Motobécane : la face cachée de la Mobylette

par Marie BOUISSEREN | Reportage Automoto : Bader BENLEKEHAL
Publié le 17 février 2024 à 12h00, mis à jour le 19 février 2024 à 8h33

Source : Automoto

La Mobylette de Motobécane s’est vendue à plus de 14 millions d’exemplaires en 53 ans.
Le constructeur a sorti son premier modèle après la Seconde Guerre mondiale.
Les dernières années de Motobécane voient la marque cartonner seulement en compétition.

La France a compté plusieurs dizaines de constructeurs de deux roues motorisées, mais seul l’un d’entre eux a marqué l’histoire de façon unique : Motobécane. Créé en 1923, le constructeur français vient de passer le siècle d’existence. Pourtant, rares sont ceux qui connaissent sa véritable histoire. La seule chose que le monde a retenue, c’est sa Mobylette. Elle s’est vendue à plus de 14 millions d’unités en 53 ans, ce qui représente plus de 280 000 unités produites tous les ans. Ce qui fait donc de Motobécane le premier constructeur de cyclomoteur au monde.

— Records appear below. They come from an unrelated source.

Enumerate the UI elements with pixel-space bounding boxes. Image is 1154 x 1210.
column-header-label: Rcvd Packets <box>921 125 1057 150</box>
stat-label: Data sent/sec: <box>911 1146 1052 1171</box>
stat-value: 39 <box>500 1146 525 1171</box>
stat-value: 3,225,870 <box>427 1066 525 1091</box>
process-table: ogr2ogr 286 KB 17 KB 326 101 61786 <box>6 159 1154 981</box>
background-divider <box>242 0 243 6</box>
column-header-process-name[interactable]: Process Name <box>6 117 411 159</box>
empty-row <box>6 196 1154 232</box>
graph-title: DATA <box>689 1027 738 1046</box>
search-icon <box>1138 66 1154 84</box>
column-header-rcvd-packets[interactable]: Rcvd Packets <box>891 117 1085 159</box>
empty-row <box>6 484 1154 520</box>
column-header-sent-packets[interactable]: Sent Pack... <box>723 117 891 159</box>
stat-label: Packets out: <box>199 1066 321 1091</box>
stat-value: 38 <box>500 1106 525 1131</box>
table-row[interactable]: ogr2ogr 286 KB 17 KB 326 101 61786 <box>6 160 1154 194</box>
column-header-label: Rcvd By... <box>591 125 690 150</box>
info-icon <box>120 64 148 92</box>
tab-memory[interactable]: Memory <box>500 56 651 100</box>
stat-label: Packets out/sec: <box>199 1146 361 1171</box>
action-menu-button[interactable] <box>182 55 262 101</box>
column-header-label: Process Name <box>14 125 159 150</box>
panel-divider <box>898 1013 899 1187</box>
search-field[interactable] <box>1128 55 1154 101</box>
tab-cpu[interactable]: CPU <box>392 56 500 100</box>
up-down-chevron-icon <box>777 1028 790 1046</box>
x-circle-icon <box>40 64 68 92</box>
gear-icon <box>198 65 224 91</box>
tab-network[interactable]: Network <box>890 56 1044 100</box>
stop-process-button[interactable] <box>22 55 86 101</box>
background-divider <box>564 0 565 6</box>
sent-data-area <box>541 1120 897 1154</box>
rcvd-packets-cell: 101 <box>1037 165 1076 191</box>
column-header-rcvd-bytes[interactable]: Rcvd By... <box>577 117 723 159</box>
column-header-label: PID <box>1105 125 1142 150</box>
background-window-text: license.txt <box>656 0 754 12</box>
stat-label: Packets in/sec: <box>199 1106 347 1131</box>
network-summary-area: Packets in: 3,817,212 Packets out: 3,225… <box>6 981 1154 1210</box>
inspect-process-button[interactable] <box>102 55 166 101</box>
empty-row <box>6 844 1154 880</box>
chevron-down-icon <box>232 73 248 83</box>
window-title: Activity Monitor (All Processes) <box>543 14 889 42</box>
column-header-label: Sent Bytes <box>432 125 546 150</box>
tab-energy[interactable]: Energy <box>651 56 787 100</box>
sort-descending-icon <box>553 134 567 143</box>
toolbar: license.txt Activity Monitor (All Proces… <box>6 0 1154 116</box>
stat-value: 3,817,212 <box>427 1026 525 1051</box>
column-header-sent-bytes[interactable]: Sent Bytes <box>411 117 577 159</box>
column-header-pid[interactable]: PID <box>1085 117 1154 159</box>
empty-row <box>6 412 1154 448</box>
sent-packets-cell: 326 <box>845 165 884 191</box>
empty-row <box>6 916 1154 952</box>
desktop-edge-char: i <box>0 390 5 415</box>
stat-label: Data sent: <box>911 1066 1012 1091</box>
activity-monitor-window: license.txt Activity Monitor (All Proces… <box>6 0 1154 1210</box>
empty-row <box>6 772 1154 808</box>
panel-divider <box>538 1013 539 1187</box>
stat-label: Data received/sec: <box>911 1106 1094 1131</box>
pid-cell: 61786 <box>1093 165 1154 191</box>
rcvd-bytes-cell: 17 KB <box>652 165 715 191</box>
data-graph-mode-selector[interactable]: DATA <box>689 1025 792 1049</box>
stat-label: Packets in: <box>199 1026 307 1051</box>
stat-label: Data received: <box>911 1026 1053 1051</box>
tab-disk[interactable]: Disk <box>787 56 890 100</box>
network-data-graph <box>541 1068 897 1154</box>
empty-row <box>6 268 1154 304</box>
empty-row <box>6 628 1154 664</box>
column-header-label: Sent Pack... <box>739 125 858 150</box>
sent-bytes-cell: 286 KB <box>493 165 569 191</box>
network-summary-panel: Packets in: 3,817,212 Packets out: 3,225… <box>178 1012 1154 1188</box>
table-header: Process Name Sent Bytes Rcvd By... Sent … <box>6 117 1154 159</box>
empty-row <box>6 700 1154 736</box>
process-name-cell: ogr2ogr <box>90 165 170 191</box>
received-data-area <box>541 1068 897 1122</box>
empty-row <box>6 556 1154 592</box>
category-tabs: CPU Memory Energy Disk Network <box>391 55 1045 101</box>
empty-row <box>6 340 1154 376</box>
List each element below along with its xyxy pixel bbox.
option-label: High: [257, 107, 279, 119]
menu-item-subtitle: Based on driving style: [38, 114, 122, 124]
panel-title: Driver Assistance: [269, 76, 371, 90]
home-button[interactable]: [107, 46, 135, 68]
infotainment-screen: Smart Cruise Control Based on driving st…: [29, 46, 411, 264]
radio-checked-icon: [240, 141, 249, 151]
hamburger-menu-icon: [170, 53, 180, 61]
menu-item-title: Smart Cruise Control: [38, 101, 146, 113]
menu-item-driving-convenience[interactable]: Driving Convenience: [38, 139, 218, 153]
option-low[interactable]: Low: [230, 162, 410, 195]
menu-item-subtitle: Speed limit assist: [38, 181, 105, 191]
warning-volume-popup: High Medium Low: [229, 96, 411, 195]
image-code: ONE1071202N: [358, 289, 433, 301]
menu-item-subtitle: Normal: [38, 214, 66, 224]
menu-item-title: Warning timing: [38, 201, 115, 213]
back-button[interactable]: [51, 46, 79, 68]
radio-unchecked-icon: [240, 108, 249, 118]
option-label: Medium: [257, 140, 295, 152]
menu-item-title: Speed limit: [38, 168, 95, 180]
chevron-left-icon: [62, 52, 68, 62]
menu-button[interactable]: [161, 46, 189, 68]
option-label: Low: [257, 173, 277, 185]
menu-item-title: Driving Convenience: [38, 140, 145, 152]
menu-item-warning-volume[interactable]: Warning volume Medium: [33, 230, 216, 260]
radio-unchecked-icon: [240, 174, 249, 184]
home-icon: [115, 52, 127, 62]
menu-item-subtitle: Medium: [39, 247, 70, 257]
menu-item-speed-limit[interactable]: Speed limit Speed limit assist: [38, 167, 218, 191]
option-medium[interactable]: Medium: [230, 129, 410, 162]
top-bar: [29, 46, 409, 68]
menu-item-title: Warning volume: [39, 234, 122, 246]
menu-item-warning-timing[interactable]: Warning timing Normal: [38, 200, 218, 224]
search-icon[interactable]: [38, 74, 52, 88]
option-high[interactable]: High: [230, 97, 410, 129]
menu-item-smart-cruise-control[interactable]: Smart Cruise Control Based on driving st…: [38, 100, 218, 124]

Inspirés des moteurs auxiliaires pour vélo

Dans les années 1920, deux jeunes ingénieurs qui travaillent à la Sicam, Charles Benoît et Abel Bardin, sont inspirés par la tendance des moteurs auxiliaires pour vélo. Jules Bénézegh, un confrère, s’associe aux deux protagonistes pour créer Motobécane, le 11 décembre 1923, à Pantin. Leur mission : créer des deux-roues motorisés abordables et performants. Le tout premier véhicule est une moto de 175 cm³, la Motobécane MB1. Le succès est immédiat et motive les trois hommes à aller plus loin. 

Après la Seconde Guerre mondiale, l’idée de la marque était de trouver un petit engin facile et pas cher à fabriquer pour l’usine et qui allait utiliser des pièces déjà disponibles avant la guerre. En bref, un engin léger et accessible financièrement pour remettre le pays en selle.

La Mobylette, un modèle emblématique du constructeur français

Mais alors, si les motos étaient déjà bien présentes chez le constructeur dès sa création, pourquoi parle-t-on toujours seulement de la Mobylette ? "Tout est une question de volume : 14 millions de productions pour la Mobylette et 2,5 millions sur les motos", répond Emmanuel Delville, cofondateur du musée Motobécane, à notre journaliste Bader Benlekehal. Dernière Mobylette en date : la Motobécane 881M, produite en 2002. Un monocylindre 2 temps de 49,9 cm³, qui détient 2,8 chevaux, pèse 60 kg avec une consommation annoncée de 3 L/100 km. Elle était vendue pour 2 000 euros seulement. Fort heureusement, parmi tous ses modèles de Mobylettes à succès, Motobécane détient tout de même quelques motos emblématiques. 

Par exemple, la D45 : une moto d’après-guerre avec une commande de vitesse un peu spéciale intitulée "commande suicide". Elle doit son nom au fait de devoir lâcher le guidon pendant la conduite pour passer les trois rapports de vitesses. La toute dernière construction de moto chez Motobécane, la 350 2 temps, a été, elle, très peu produite. Sortie en 1973, elle n’a "malheureusement pour elle, pas connu de grand succès commercial". "Les journalistes de l’époque l’avaient comparé à d’autres modèles qui n’étaient pourtant pas comparables", déplore notre expert. 

Une moto en avance sur son temps ?

Néanmoins, c’était une moto qui avait dix à quinze ans d’avance sur son temps avec un allumage électronique que personne ne savait réparer. Sur les 755 unités produites, seule une centaine est encore en état de rouler aujourd’hui. Étonnement, les dernières années de Motobécane voient la marque cartonner en compétition et devenir champion de France du grand prix à cinq reprises. Mais les résultats ne sont pas suffisants pour vendre. 

Son histoire en tant que constructeur s’arrête en 1984. L’usine emblématique de Saint-Quentin a été rachetée par Yamaha, devenue par la suite MBK Industrie puis Yamaha Moto Factory.